Mais une fois sur la montagne, l’avancée s’est faite au ralenti. Au cinquième jour, leur progression a été freinée par une section de rocher technique, obligeant Peter à se lancer dans un passage d’A3 complexe, ses crampons crissant sur la paroi. Glenn a franchi une arête surplombante, et à ce moment-là, ils ont compris qu’il n’y aurait pas de retour en arrière. Le lendemain, alors que ça aurait dû être leur dernier jour sur la montagne, Peter, Glenn et Pete ont laissé tomber l’idée de faire demi-tour.
« Le déclic le plus important à ce moment-là, c’était qu’on pouvait arrêter de gaspiller notre énergie à chercher comment redescendre, » a dit Peter. « Avoir cette prise de conscience, tous les trois, ça nous a vraiment enlevé un poids des épaules. S’échapper n’était plus une option. »
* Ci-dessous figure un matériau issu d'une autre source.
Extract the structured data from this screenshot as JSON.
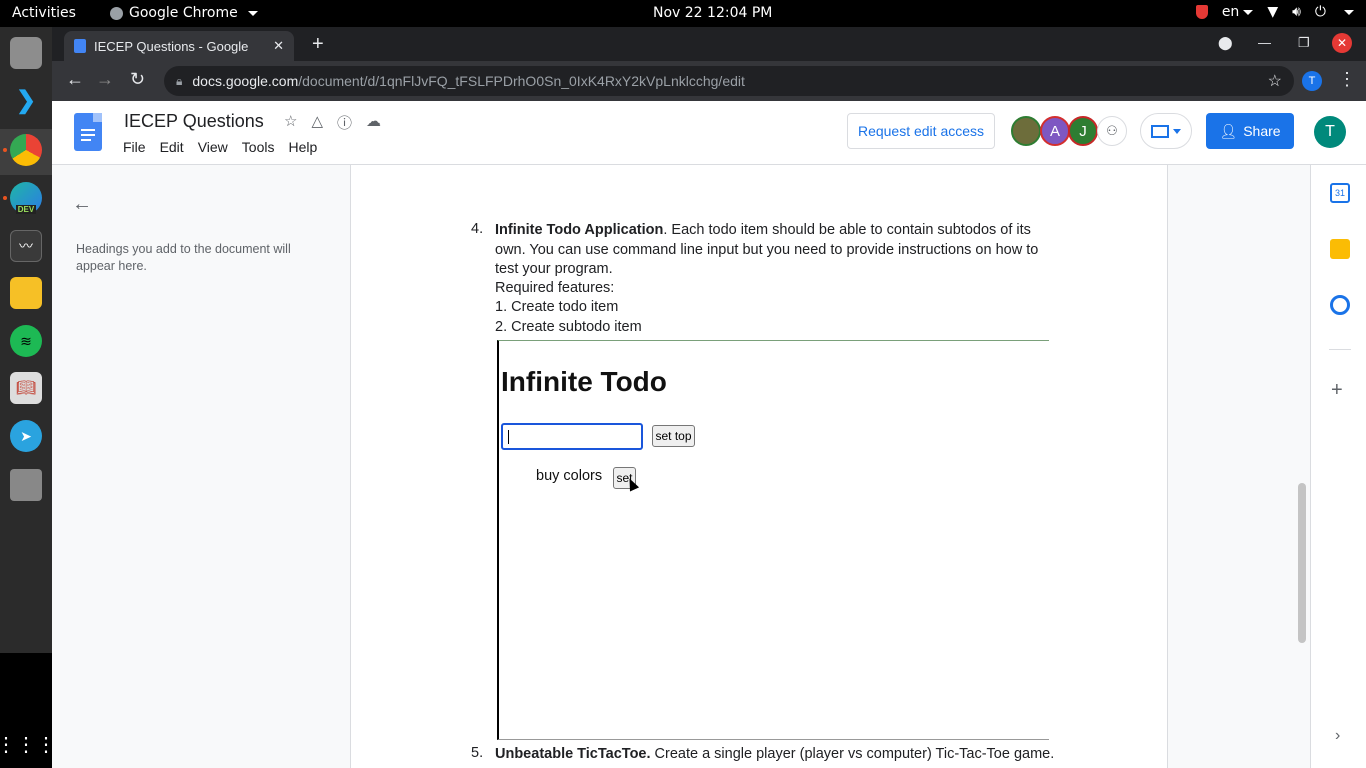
{
  "system_bar": {
    "activities": "Activities",
    "app_name": "Google Chrome",
    "clock": "Nov 22  12:04 PM",
    "language": "en"
  },
  "dock": {
    "apps": [
      "files-icon",
      "vscode-icon",
      "chrome-icon",
      "edge-dev-icon",
      "system-monitor-icon",
      "notes-icon",
      "spotify-icon",
      "reader-icon",
      "telegram-icon",
      "disk-icon"
    ],
    "dev_badge": "DEV"
  },
  "browser": {
    "tab_title": "IECEP Questions - Google",
    "url_host": "docs.google.com",
    "url_path": "/document/d/1qnFlJvFQ_tFSLFPDrhO0Sn_0IxK4RxY2kVpLnklcchg/edit",
    "profile_initial": "T"
  },
  "docs": {
    "title": "IECEP Questions",
    "menu": [
      "File",
      "Edit",
      "View",
      "Tools",
      "Help"
    ],
    "request_edit": "Request edit access",
    "share": "Share",
    "collaborators": [
      "A",
      "J"
    ],
    "user_initial": "T",
    "calendar_day": "31"
  },
  "outline": {
    "empty_text": "Headings you add to the document will appear here."
  },
  "content": {
    "item4_num": "4.",
    "item4_bold": "Infinite Todo Application",
    "item4_text": ". Each todo item should be able to contain subtodos of its own. You can use command line input but you need to provide instructions on how to test your program.",
    "required": "Required features:",
    "feature1": "1. Create todo item",
    "feature2": "2. Create subtodo item",
    "item5_num": "5.",
    "item5_bold": "Unbeatable TicTacToe.",
    "item5_text": " Create a single player (player vs computer) Tic-Tac-Toe game."
  },
  "embed": {
    "heading": "Infinite Todo",
    "set_top": "set top",
    "todo_item": "buy colors",
    "set": "set"
  }
}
Alors, presque sans rien à manger, ils ont continué. Les doigts de Glenn étaient gelés, couverts d’ampoules et saignaient. Les tempêtes faisaient rage, engloutissant les grimpeurs dans des tourbillons de neige. Chaque nuit, Peter réchauffait ses orteils de bois contre le ventre de Pete. Les trois buvaient de l’eau chaude et avalaient du Dexedrine, leur dernière réserve de nourriture épuisée. Enfin, ils ont atteint une arête acérée, étroite et cornichée. Affectueusement surnommée « Les Pinacles du Cowboy Heureux » par la première cordée, la crête ne faisait même pas trente centimètres de large, et Peter a passé deux heures à la chevaucher sans aucune protection, taillant dans les corniches instables. Arrivé au bout, submergé de soulagement, Peter a hurlé dans le vent : « Je suis vivant ! Je suis vivant ! »
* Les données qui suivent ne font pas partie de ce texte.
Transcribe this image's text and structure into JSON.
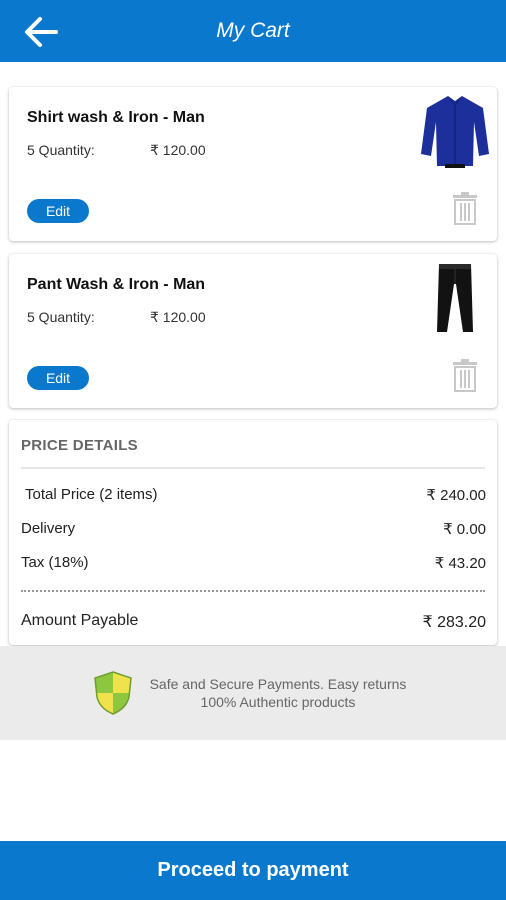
{
  "app_bar": {
    "title": "My Cart",
    "back_icon": "arrow-left-icon",
    "color": "#0a78cc"
  },
  "cart_items": [
    {
      "title": "Shirt wash & Iron - Man",
      "quantity_label": "5 Quantity:",
      "price": "₹ 120.00",
      "edit_label": "Edit",
      "image_icon": "shirt-icon",
      "delete_icon": "trash-icon"
    },
    {
      "title": "Pant Wash & Iron - Man",
      "quantity_label": "5 Quantity:",
      "price": "₹ 120.00",
      "edit_label": "Edit",
      "image_icon": "pants-icon",
      "delete_icon": "trash-icon"
    }
  ],
  "price_details": {
    "heading": "PRICE DETAILS",
    "rows": [
      {
        "label": "Total Price (2 items)",
        "value": "₹ 240.00"
      },
      {
        "label": "Delivery",
        "value": "₹ 0.00"
      },
      {
        "label": "Tax (18%)",
        "value": "₹ 43.20"
      }
    ],
    "payable_label": "Amount Payable",
    "payable_value": "₹ 283.20"
  },
  "secure_banner": {
    "icon": "shield-icon",
    "line1": "Safe and Secure Payments. Easy returns",
    "line2": "100% Authentic products"
  },
  "footer": {
    "proceed_label": "Proceed to payment"
  }
}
Le trio avait arrêté de deviner quand il finirait enfin par quitter la montagne. Ils avançaient simplement, concentrés sur chaque pas, chaque longueur, en se disant que s’ils avaient déjà surmonté tout ce qui était derrière eux, ils pourraient forcément continuer à affronter ce qui les attendait. Et au treizième jour, ils ont déboulé au camp de base de Kahiltna, amaigris et à moitié ailleurs. Leur apparence avait tellement changé que Peter a dû se présenter à nouveau à son bon pote, Charlie Fowler.
« Le mont Hunter, c’est une de ces expériences que je n’échangerais contre rien au monde, et que je ne voudrais pas forcément revivre non plus, » raconte Peter. « On n’a sans doute qu’une aventure comme ça dans toute une vie. »
L’ascension du Hunter allait devenir pour Peter un vrai repère, une source de force à laquelle puiser. Après avoir vaincu l’arête sud-est, avec la mort toujours en embuscade, les risques du business et de la vie lui semblaient bien moins impressionnants. Neuf ans plus tard, il a mis l’engagement et la force trouvés sur le Mt. Hunter au service d’un nouveau projet : il a lancé Black Diamond. « Je peux dire avec certitude que Black Diamond n’existerait pas sans cette expérience sur le Hunter, » raconte Peter.
Je peux te dire franchement : sans cette expérience sur le Hunter, Black Diamond n’existerait tout simplement pas.
—Peter Metcalf
Depuis le mont Hunter, Peter a emporté avec lui une vraie compréhension de l’engagement, du leadership et de la persévérance. Un peu comme sur la Southeast Spur, ce nouvel entrepreneur a su décomposer un défi complexe en étapes plus simples, avançant jour après jour, convaincu que si la tribu de Black Diamond était arrivée jusque-là, elle pouvait affronter tout ce qui l’attendait.